Two out of three Africans have a mobile phone or smartphone. Purchasing power on the continent is increasing, markets are growing and more and more Africans are becoming billionaires. This is a success story which politicians, economists and the media are happy to talk about.
Anver Versi is a Kenyan economic journalist and editor of the London-based Africa Business magazine. He says Africa is catching up.
"[One could argue] that Africa is going to be a major market over the next 50 years, because it has resources in addition to its manpower," Versi told DW.
"You will have to say that Africa is the most attractive investment area and the Chinese recognized that 10 or 15 years ago. And perhaps German companies as well as the rest of Europe should wake up to the possibility," Versi said.
No reason for euphoria
The World Bank says, between 2013 and 2015, Sub-Saharan Africa's economy will grow at an average of five percent while the global economy will only grow by about three percent over the same period.
However, high growth rates are no reason for euphoria, says Robert Kappel, a German Africa researcher from the GIGA Institute in Hamburg. He has been researching the development prospects of 42 sub-Saharan countries. He says international comparisons show that most of them are performing poorly.
"The growth is mainly coming from outside factors such as the demand for raw materials and agricultural products that has increased greatly in recent years and has pushed up prices. That means export has greatly contributed to this high economic growth, and that is also a great weakness," Kappel told DW.
Dependency on foreign trade
The International Monetary Fund (IMF) and the World Bank recently warned that Africa is becoming dependent on trade with foreign countries.
At this year's World Economic Forum in Cape Town, former UN Secretary General Kofi Annan urged the industrialized nations to apply stricter rules for trading in natural resources with Africa. He said corruption and tax evasion are bleeding wealth from the continent.
Industrialization in Africa remains slow and agriculture cannot even meet the needs of Africa's own populations. Job markets show zero growth. In South Africa, more than 25 percent of the population, mainly young people,are unemployed.
Big city boom
The boom is most visible in affluent cities such as Luanda, Johannesburg and Nairobi. These cities are home to Africa's new middle class and the boom comes from construction, telecommunications, retail and banking sectors.
Strive Masiyiwa, a native Zimbabwean, is the founder of the Econet Wireless telecommunications company. The company now operates in 17 African states, in Europe, South America and Asia. Masiyiwa is one of the wealthiest people in Zimbabwe. He warns against too much optimism.
"Africa is doing well. We are making tremendous progress, particularly in the past two decades. But if we are to sustain this and to ensure growth that allows for employment creation for the youth and greater equitable distribution of prosperity, then we need to speed up the reforms, deepen transparency, reduce bureaucracy in getting projects approved."
Winners and losers
Researcher Robert Kappel said some model African countries such as Mauritius, the Seychelles, Cape Verde, Botswana, Ghana and South Africa, have already implemented all that.

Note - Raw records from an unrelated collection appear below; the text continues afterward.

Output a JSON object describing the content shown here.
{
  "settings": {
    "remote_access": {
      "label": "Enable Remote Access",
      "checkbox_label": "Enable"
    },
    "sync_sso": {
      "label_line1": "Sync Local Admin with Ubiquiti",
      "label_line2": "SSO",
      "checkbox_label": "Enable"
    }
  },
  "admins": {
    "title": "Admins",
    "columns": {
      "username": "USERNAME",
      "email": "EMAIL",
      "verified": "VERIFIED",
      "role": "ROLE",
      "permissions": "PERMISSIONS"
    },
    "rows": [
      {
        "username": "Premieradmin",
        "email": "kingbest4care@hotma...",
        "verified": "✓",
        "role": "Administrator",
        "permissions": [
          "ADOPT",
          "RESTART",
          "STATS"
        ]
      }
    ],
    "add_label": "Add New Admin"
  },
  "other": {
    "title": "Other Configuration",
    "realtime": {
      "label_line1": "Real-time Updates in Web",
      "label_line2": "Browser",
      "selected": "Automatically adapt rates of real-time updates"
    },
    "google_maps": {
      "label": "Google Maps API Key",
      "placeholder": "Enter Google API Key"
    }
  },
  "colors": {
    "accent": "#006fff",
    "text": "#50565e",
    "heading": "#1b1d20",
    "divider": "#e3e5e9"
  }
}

"But 20 to 25 per cent of African countries are still fragile. They suffer from political turmoil and military coups and by no means can one speak of positive growth dynamics in those countries. Income is low and the population play no real role in business processes."
Mali is fighting Islamists in the north, the Democratic Republic of Congo is fighting the M23 rebels and the Central African Republic is recovering from a coup. Even in oil-rich countries like Nigeria, poverty is growing and political turmoil and corruption are hindering real development successes.
"Raw materials are not always a good resource for economic development. Most developed countries do not have oil or large deposits of natural resources. They focus on other things such as the service sector or agriculture," Kappel told DW.
Need to improve infrastructure
For Anver Versi, if Africa is to enjoy sustainable growth, it must invest more in infrastructure. Doing business in Africa is more expensive than anywhere else in the world.
"The problem there is that you have major manufacturing centers, like in Kenya and South Africa, and you have other countries which are landlocked and these countries depend for their goods on the manufacturing centers," said Versi. "But the roads are bad and railways don't work and getting goods to them is an expensive exercise."
Whether Africa's economic boom will last depends on a long list of factors, says Robert Kappel.
"Further economic reforms, the opening up of markets, better investment legislation so that both local and international companies really do invest. And if the education sector and infrastructure are improved, then Africa can continue to grow and become a continent of hope."
And there would be a happy end to the tale of Africa's economic boom.